Рэйчел тоже поднялась на ноги. Дверь в конце большой комнаты открылась, и в широком проеме возникли фигуры трех служителей. Девушка подошла к Люку, уверенная, что бояться ей нечего, потому что он ни за что не коснется ее при свидетелях.

— Ведь ты убил ее. Правда, Люк? — прошептала она, и в голосе ее прозвучала такая уверенность, что он невольно вздрогнул.

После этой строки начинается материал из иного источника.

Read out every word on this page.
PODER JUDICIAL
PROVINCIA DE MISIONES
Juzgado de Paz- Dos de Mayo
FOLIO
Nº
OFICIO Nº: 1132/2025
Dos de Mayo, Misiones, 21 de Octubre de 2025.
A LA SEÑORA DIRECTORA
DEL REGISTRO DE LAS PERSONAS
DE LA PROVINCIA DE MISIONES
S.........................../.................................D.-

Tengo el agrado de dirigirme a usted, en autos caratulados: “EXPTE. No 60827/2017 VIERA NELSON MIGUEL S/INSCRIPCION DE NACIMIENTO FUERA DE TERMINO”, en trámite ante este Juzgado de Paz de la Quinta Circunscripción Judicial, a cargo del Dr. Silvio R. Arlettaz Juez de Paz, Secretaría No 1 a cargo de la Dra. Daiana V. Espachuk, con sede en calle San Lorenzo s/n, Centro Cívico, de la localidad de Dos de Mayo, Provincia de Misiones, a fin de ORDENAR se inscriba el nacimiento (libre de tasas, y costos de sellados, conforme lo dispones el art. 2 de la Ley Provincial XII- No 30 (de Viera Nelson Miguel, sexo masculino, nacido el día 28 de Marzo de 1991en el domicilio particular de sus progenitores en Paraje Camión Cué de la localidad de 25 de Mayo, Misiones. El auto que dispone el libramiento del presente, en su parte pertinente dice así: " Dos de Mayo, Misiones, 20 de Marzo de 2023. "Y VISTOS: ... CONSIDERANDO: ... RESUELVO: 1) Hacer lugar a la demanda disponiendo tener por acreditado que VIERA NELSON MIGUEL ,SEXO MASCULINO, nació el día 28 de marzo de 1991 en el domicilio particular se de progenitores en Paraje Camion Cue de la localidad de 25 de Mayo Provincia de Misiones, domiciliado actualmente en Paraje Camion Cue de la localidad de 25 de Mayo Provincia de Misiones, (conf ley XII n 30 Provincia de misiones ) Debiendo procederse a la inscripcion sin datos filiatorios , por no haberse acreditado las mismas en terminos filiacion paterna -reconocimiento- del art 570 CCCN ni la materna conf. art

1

Рэйчел не дала ему времени на ответ, впрочем, она знала, что он промолчит. Она просто пошла к двери, где ее дожидались помощники — уверенной походкой, распрямив плечи. Вот только шея, чуть скрытая коротко остриженными волосами, казалась по-детски беззащитной. Он вспомнил, как прикоснулся губами к нежному основанию шеи, а потом ее укусил. Интересно, остались ли следы зубов на молочно-белой коже?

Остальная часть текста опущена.